The team’s next research objective at Pajonales is to test the CNNs ability to predict the location and distribution of ancient stromatolite fossils and halite microbiomes with the same machine learning programs to learn whether similar rules and models apply to other similar yet slightly different natural systems.
From there, entirely new ecosystems, such as hot springs, permafrost soils, and rocks in the Dry Valleys, will be explored and mapped. As more evidence accrues, hypotheses about the convergence of life’s means of surviving in extreme environments will be iteratively tested, and biosignature probability blueprints for Earth’s key analog ecosystems and biomes will be inventoried.
“While the high-rate of biosignature detection is a central result of this study, no less important is that it successfully integrated datasets at vastly different resolutions from orbit to the ground, and finally tied regional orbital data with microbial habitats,” said Nathalie A. Cabrol, the PI of the SETI Institute NAI team.

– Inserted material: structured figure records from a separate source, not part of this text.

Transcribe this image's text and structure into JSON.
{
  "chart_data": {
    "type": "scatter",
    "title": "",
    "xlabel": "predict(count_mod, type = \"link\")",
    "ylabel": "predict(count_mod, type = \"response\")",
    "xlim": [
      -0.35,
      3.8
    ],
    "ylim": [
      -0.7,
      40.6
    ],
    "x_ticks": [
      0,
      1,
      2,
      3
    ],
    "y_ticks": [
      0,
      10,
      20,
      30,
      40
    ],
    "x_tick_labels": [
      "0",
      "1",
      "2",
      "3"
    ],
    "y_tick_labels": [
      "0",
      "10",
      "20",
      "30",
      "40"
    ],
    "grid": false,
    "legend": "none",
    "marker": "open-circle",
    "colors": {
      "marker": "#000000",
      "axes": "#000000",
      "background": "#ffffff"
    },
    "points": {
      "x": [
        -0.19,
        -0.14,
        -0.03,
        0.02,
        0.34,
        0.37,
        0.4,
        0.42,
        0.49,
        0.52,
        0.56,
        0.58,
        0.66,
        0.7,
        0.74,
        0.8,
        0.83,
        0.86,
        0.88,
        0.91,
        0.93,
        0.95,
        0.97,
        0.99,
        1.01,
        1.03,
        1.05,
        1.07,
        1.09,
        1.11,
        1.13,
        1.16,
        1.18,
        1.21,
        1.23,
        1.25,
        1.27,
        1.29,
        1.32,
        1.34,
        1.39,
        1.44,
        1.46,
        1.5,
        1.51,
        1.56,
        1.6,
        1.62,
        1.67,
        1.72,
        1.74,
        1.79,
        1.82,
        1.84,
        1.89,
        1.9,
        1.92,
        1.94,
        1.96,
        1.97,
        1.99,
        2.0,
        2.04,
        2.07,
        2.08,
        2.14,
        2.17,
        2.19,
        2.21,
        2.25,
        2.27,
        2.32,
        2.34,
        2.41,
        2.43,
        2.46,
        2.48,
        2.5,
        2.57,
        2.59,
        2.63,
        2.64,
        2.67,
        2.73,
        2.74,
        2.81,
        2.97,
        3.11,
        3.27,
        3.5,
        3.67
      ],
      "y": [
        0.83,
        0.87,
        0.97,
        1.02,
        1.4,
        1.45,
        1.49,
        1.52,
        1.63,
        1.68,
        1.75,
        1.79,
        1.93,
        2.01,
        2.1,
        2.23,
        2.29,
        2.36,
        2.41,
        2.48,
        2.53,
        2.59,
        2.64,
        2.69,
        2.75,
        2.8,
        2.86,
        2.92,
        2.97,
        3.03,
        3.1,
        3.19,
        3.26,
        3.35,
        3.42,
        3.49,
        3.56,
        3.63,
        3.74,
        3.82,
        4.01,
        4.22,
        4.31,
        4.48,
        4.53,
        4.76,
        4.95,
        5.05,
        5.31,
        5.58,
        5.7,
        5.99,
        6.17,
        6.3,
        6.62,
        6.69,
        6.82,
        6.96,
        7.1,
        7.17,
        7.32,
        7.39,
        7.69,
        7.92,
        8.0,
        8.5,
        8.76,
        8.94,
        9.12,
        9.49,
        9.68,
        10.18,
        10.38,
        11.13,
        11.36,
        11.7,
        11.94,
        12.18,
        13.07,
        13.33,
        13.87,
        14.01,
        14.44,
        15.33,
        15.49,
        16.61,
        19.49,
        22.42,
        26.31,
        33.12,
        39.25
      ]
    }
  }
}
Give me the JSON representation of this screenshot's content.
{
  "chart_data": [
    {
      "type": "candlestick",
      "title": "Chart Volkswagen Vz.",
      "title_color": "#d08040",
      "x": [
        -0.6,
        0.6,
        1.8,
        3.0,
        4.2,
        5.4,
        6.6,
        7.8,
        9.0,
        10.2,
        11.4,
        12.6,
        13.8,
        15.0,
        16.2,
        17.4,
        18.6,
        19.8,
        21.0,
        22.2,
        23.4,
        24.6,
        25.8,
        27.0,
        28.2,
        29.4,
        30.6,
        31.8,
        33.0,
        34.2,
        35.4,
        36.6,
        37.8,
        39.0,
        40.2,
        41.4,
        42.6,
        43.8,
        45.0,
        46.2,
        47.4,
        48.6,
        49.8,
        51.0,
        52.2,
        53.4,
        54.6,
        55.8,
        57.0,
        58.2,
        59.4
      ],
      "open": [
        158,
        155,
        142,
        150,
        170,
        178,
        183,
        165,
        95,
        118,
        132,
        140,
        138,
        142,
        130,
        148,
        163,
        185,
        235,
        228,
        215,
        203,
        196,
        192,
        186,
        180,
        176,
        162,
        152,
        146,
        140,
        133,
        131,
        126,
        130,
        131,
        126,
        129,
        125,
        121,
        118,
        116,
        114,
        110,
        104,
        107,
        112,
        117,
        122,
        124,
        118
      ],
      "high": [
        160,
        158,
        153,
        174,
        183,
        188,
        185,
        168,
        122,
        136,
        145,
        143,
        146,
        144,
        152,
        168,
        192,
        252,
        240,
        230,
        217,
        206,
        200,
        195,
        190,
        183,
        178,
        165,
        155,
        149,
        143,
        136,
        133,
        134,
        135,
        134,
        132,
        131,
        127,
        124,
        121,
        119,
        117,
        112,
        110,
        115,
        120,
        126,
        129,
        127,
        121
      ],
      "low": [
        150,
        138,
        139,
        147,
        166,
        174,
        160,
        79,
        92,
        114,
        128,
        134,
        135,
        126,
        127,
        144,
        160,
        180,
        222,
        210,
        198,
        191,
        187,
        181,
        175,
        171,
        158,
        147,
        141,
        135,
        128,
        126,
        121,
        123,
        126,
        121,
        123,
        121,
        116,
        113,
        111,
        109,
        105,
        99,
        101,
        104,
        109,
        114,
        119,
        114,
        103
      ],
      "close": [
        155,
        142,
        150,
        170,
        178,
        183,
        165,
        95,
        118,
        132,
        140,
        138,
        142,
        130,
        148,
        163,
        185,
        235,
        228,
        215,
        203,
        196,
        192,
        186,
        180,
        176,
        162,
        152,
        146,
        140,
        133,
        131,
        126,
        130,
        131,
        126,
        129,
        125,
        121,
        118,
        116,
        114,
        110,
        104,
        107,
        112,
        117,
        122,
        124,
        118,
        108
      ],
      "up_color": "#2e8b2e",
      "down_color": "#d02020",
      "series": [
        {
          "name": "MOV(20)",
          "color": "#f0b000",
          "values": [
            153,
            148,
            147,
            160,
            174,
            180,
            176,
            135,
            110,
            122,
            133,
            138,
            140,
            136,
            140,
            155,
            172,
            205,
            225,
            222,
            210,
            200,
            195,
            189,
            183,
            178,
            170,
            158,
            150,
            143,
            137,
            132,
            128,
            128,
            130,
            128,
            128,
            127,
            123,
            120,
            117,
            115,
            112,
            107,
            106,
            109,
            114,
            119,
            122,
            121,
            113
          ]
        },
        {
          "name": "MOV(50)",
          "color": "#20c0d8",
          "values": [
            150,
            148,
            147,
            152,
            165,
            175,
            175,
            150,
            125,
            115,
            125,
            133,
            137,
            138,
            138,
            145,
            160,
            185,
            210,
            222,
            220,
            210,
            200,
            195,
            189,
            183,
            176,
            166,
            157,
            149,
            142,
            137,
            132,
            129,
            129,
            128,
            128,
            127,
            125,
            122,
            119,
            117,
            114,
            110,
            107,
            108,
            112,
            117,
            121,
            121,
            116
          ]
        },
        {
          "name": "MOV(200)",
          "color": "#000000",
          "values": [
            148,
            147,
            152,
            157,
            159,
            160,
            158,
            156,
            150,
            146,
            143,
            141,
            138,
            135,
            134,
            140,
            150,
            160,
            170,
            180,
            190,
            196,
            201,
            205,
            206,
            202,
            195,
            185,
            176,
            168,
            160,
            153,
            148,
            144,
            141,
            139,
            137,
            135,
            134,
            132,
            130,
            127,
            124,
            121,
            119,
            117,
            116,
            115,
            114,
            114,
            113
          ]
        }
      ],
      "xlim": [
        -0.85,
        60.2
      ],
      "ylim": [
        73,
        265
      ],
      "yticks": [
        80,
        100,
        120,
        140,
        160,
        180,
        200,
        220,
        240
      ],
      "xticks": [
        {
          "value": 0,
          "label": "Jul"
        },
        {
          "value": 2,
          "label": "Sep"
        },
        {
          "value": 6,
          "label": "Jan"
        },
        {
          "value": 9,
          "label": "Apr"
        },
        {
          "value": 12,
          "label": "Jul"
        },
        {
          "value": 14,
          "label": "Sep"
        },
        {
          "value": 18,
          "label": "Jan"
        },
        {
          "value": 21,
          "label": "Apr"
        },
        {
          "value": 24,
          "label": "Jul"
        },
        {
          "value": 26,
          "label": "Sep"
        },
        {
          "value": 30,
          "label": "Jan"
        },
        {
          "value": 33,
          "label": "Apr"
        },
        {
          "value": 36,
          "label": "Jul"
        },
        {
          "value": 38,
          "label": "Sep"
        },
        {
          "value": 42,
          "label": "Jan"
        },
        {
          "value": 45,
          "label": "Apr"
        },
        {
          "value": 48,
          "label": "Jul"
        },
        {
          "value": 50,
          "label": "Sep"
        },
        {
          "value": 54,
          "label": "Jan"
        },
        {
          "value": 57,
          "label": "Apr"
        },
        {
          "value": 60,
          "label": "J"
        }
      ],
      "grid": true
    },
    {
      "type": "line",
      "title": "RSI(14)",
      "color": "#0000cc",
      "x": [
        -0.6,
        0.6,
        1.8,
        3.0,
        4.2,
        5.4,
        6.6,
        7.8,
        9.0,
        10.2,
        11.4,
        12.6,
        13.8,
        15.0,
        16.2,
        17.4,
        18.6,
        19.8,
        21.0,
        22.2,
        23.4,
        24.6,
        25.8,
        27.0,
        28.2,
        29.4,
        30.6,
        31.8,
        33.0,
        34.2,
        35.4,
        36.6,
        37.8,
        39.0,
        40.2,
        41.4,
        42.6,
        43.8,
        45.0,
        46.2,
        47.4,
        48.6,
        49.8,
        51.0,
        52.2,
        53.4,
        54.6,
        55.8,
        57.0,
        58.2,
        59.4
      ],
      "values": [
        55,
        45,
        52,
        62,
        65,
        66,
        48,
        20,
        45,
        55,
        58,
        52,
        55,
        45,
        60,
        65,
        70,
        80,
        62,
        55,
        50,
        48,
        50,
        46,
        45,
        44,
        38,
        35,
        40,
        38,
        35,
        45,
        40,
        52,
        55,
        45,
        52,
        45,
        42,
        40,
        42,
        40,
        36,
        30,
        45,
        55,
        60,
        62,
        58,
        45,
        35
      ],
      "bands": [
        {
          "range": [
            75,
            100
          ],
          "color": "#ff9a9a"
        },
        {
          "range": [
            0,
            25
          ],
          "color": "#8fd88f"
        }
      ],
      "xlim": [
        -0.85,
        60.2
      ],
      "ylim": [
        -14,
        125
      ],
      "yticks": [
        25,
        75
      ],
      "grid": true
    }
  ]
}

“With it, our team demonstrated a pathway that enables the transition from the scales and resolutions required to characterize habitability to those that can help us find life. In that strategy, drones were essential, but so was the implementation of microbial ecology field investigations that require extended periods (up to weeks) of in situ (and in place) mapping in small areas, a strategy that was critical to characterize local environmental patterns favorable to life niches.”
This study led by the SETI Institute’s NAI team has paved the way for machine learning to assist scientists in the search for biosignatures in the universe. Their paper “Orbit-to-Ground Framework to Decode and Predict Biosignature Patterns in Terrestrial Analogues” is the culmination of five years of the NASA-funded NAI project, and a cooperative astrobiology research effort with over 50 team members from 17 institutions.
Funding: The SETI NAI team project entitled “Changing Planetary Environments and the Fingerprints of Life” was funded by the NASA Astrobiology Program (Mary Voytek, Director) under grant No. NNA15BB01A
Summary generated with the help of ChatGPT AI technology
About this AI research news
Author: Rebecca McDonald
Source: SETI Institute
Contact: Rebecca McDonald – SETI Institute
Image: The image is credited to M. Phillips, F. Kalaitzis, K. Warren- Rhodes
Original Research: Closed access.
“Orbit-to-ground framework to decode and predict biosignature patterns in terrestrial analogues” by Kim Warren-Rhodes et al. Nature Astronomy
Orbit-to-ground framework to decode and predict biosignature patterns in terrestrial analogues
In the search for biosignatures on Mars, there is an abundance of data from orbiters and rovers to characterize global and regional habitability, but much less information is available at the scales and resolutions of microbial habitats and biosignatures.
Understanding whether the distribution of terrestrial biosignatures is characterized by recognizable and predictable patterns could yield signposts to optimize search efforts for life on other terrestrial planets.
We advance an adaptable framework that couples statistical ecology with deep learning to recognize and predict biosignature patterns at nested spatial scales in a polyextreme terrestrial environment. Drone flight imagery connected simulated HiRISE data to ground surveys, spectroscopy and biosignature mapping to reveal predictable distributions linked to environmental factors.
Artificial intelligence–machine learning models successfully identified geologic features with high probabilities for containing biosignatures at spatial scales relevant to rover-based astrobiology exploration.
Targeted approaches augmented by deep learning delivered 56.9–87.5% probabilities of biosignature detection versus <10% for random searches and reduced the physical search space by 85–97%.
Libraries of biosignature distributions, detection probabilities, predictive models and search roadmaps for many terrestrial environments will standardize analogue science research, enabling agnostic comparisons at all scales.